Ergraut und betrunken
Das Comic-Wunderkind lieferte. Er zeigte einen gebrochenen 55-jährigen Bruce Wayne, der immer noch mit seinem Butler Alfred im Schloss lebt, am Mord seiner Eltern leidet und sich eine Dekade lang nicht im Fledermauskostüm gezeigt hat. Die Haare sind ergraut, der Alkohol schmeckt ihm zu gut. Doch wegen der immer schlimmer werdenden Kriminalität im Moloch Gotham City legt er seine Batman-Rüstung wieder an. Bei der Polizei stößt das auf wenig Gegenliebe – man hält ihn dort für einen Verbrecher. Was die Sache nicht leichter macht: Das Wiederauftreten des Dunklen Ritters beflügelt auch Erzfeind Joker zu neuen Schandtaten. Die beiden bekämpfen sich bis aufs Blut. Schwer verletzt schmettert der Joker dem Rächer entgegen: „Sie werden dich töten ... und nie erfahren ... dass du es nicht konntest ...“ Und wahnsinnig wie er ist, bricht er sich selbst mit Umdrehungen seine Wirbelsäule, nur um Batman als Mörder dastehen zu lassen.

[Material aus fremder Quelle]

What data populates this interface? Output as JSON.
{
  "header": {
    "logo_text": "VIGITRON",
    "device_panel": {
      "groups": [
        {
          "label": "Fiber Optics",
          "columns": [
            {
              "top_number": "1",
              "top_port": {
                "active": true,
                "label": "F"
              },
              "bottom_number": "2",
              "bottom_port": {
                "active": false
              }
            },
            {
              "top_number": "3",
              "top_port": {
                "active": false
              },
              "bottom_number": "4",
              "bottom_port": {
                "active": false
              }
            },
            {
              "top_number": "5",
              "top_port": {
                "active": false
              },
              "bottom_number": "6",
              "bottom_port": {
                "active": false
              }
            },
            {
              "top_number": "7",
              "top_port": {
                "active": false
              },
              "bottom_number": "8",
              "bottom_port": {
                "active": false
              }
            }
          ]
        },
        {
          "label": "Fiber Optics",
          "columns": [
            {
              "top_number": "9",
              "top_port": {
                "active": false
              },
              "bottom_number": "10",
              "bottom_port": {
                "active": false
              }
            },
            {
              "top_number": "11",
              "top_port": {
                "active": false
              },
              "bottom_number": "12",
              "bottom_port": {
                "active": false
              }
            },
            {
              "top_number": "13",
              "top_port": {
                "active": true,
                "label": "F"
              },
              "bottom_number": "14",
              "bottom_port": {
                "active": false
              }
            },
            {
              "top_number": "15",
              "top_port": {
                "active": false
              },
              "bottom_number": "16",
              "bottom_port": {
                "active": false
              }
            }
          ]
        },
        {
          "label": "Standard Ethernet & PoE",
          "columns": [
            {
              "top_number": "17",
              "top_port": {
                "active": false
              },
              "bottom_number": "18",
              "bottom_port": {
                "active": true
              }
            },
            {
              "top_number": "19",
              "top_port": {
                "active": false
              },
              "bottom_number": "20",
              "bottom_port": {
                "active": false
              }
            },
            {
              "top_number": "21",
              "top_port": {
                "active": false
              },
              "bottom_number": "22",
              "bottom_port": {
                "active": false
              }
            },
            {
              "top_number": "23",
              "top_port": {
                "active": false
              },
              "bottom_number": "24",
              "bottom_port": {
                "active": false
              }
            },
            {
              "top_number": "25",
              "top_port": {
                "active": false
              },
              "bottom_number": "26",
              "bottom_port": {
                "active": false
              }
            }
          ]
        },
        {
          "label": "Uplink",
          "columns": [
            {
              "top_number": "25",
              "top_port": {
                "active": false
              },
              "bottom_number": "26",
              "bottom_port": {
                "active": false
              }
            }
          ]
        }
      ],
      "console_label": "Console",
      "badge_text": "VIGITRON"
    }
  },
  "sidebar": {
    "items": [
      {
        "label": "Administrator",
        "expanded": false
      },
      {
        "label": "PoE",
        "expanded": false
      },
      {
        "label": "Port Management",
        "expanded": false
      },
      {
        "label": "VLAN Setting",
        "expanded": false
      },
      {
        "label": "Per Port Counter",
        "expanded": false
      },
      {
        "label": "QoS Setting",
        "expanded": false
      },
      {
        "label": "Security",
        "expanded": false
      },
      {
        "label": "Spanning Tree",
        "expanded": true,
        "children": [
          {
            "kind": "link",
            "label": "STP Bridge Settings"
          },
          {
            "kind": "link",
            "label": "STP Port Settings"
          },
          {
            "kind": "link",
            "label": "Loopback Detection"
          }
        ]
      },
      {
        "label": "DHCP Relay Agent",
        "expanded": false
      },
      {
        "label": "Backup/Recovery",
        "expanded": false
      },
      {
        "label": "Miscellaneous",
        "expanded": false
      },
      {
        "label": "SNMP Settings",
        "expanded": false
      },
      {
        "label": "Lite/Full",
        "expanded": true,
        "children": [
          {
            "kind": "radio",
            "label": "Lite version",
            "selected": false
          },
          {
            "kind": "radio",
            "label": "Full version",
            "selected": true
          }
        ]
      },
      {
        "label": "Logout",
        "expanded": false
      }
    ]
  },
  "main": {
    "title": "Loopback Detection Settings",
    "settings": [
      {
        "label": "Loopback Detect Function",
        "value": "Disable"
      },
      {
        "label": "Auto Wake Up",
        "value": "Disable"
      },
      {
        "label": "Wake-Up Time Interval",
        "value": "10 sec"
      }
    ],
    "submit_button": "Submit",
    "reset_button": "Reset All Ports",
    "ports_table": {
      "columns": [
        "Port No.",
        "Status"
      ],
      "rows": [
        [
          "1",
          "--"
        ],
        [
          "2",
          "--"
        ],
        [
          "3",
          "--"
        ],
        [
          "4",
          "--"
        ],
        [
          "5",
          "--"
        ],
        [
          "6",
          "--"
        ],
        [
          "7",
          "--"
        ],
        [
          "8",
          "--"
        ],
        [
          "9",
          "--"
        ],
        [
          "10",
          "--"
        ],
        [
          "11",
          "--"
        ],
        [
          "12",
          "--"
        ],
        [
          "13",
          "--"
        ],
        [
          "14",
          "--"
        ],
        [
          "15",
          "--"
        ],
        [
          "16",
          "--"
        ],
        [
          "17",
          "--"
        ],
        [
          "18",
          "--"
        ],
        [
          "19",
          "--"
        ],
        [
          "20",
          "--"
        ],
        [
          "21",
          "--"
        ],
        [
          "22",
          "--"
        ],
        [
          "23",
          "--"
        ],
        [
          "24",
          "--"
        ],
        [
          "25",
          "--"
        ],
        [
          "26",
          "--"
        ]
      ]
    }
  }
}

Es war nicht der erste Comic, der das Batman-Universum düster wirken ließ, aber er war doch härter und zeigte den Superhelden eher als kaputten, brutalen Antihelden. Vieles war auf einmal psychologisch aufgeladen. Was dazu kam: Miller ließ sich sein Arbeiten bei DC kräftig entlohnen. Er forderte hochwertiges Papier, Hochglanz-Umschlag und lieferte – es sollte wie ein Buch sein. Und „wurde damit die erste Graphic Novel, die diese Bezeichnung verdiente“, wie einmal die Süddeutsche meinte. In der stilistischen Tonart Millers ging es dann weiter. Ein anderer Meilenstein war „Lächeln, bitte!“ aus dem Jahr 1988 von Alan Moore („Watchmen“ oder „V wie Vendetta“). Darin beschreibt er den Werdegang des Jokers – und wie ein Durchschnittsmensch wegen tragischer Ereignisse verrückt wird. Und ganz wichtig: „Der Batman und der Joker sind psychologisch gesehen Spiegelbilder“, erklärte Moore. Beide haben Traumata, die sie verrückt gemacht haben. Beim Batman war es der gewaltsame Tod der Eltern, beim Joker der Unfalltod seiner schwangeren Frau und der Sturz in eine Säure. Die Männer leben ihre Verrücktheit nur anders aus.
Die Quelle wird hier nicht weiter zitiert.